© Foto by Hassen Boussâda
"Im falschen Film": Verhaftung von Angehörigen der Präsidentengarde bei Tunis
Jasminduft und Pulverdampf
In Tunesien hat der Druck der Strasse ein selbstherrliches, arrogantes und korruptes Regime zu Fall gebracht
Von Beat Stauffer
Am Anfang stand die Revolte einer vernachlässigten und perspektivelosen jungen Generation. Innert Monatsfrist ist daraus eine machtvolle Bewegung geworden, deren Druck das Regime des Autokraten Ben Ali nicht widerstehen konnte.
Es mag auf den ersten Blick zynisch wirken, die jüngsten Ereignisse in Tunesien und insbesondere den Tod Dutzender junger Menschen mit dem üppigen Duftbouquet der Jasminblüte in Verbindung zu bringen. Und doch hat es Sinn. Denn zum einen ist Präsident Zine El Abidine Ben Ali, der am 14. Januar aus dem Land gejagte Herrscher über Tunesien, durch die sogenannte Jasmin-Revolution ins Amt gekommen; eine unblutige Machtergreifung, die sich formaljuristisch auf ein Gesetz abstützen konnte, wonach bei erwiesener Senilität des Präsidenten automatisch der Innenminister dessen Amt einnimmt. Genau dies geschah am 7. November 1987.

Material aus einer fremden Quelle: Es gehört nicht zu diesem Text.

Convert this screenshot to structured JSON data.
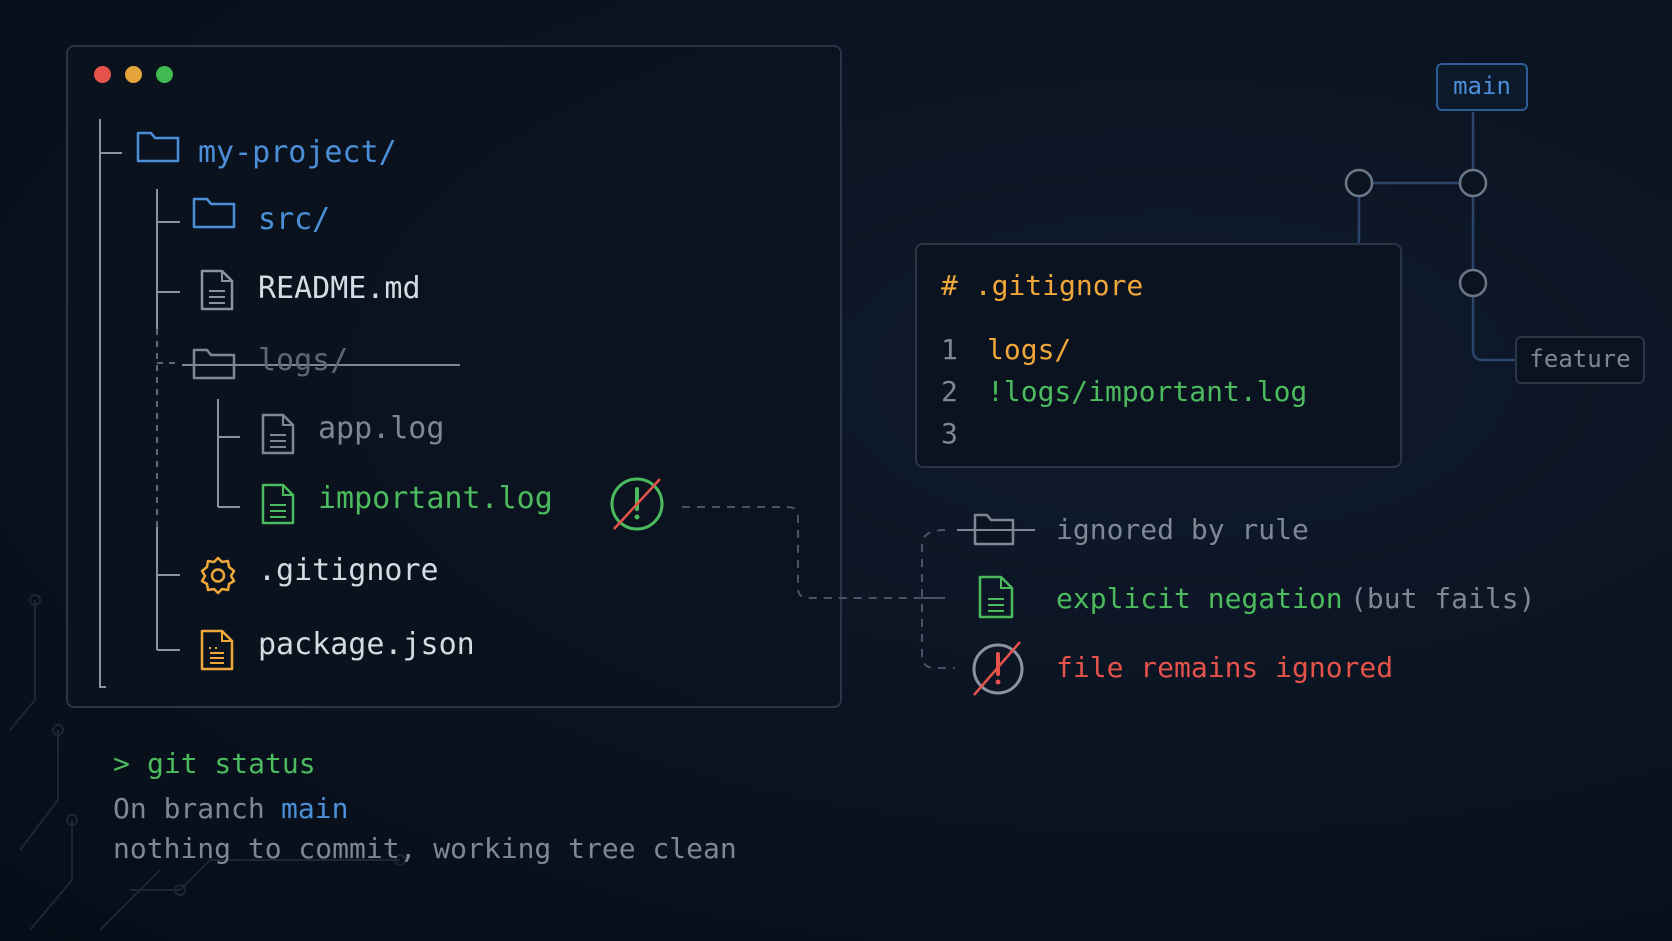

Seither regierte der ehemalige Geheimdienstoffizier Ben Ali als absolutistischer Herrscher über das kleine Maghrebland, pseudodemokratisch legitimiert durch eine Reihe von Wahlen, deren Resultate nicht nur von ferne an die Zeiten des Stalinismus erinnern. Als Autokrat trug er die Verantwortung für die Fehlentwicklungen, die zu den Tragödien der letzten Tage und Wochen führten. Dieser Verantwortung hat er sich durch seine überstürzte Flucht nun entzogen.

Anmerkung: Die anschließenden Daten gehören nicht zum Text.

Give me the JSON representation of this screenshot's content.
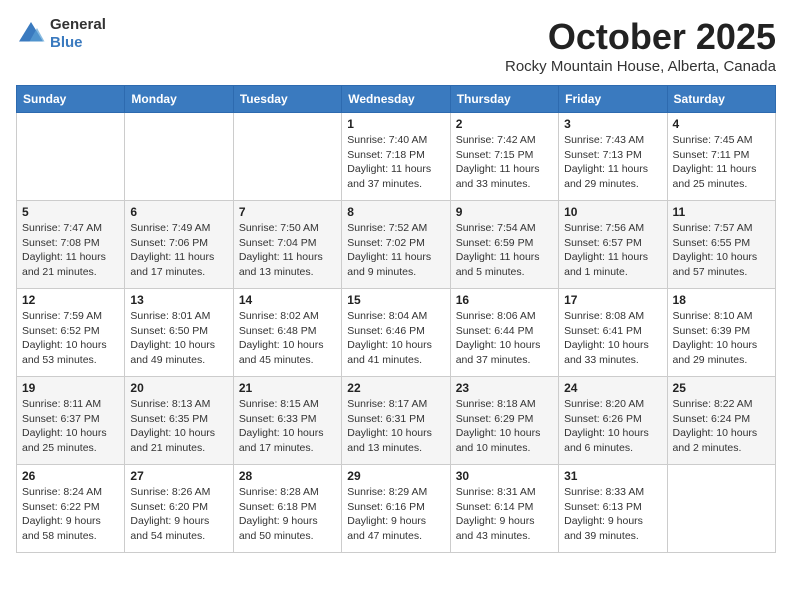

Ein lebensfroher Menschenschlag
Die Jasminblüte steht aber auch für einen spezifisch tunesischen Volkscharakter und Lebensstil, ohne den die 23-jährige Herrschaft Ben Alis nur schwer erklärbar ist. Jenseits platter Klischees darf konstatiert werden, dass die Tunesier ein eher lebensfroher, den angenehmen Dingen des Lebens zugeneigter Menschenschlag sind. Von ihren algerischen Nachbarn öfters als weich, feige und wenig kampfbereit karikiert, setzen die Tunesier gerne andere, je nach Sichtweise kleinbürgerliche oder hedonistische Schwerpunkte. Sie gelten als "Khobsistes", die dem täglichen Brot (Khobs heisst Brot), einer gesicherten Existenz und gewissen Annehmlichkeiten mehr Gewicht beimessen als abstrakten Idealen und Prinzipien.
Genau darauf hat Ben Ali seit den ersten Tagen seiner Herrschaft gesetzt. Er hat dem Volk Sicherheit vor islamistischer Agitation und einen gewissen, allerdings sehr relativen, Wohlstand in Aussicht gestellt, die bürgerlichen Freiheiten aber gleichzeitig von Jahr zu Jahr mehr eingeschränkt. Schwere Menschenrechtsverletzungen waren an der Tagesordnung, politische Parteien wie auch zivilgesellschaftliche Organisationen wurden an straffer Leine geführt oder verboten, die Medienfreiheit war am Nullpunkt.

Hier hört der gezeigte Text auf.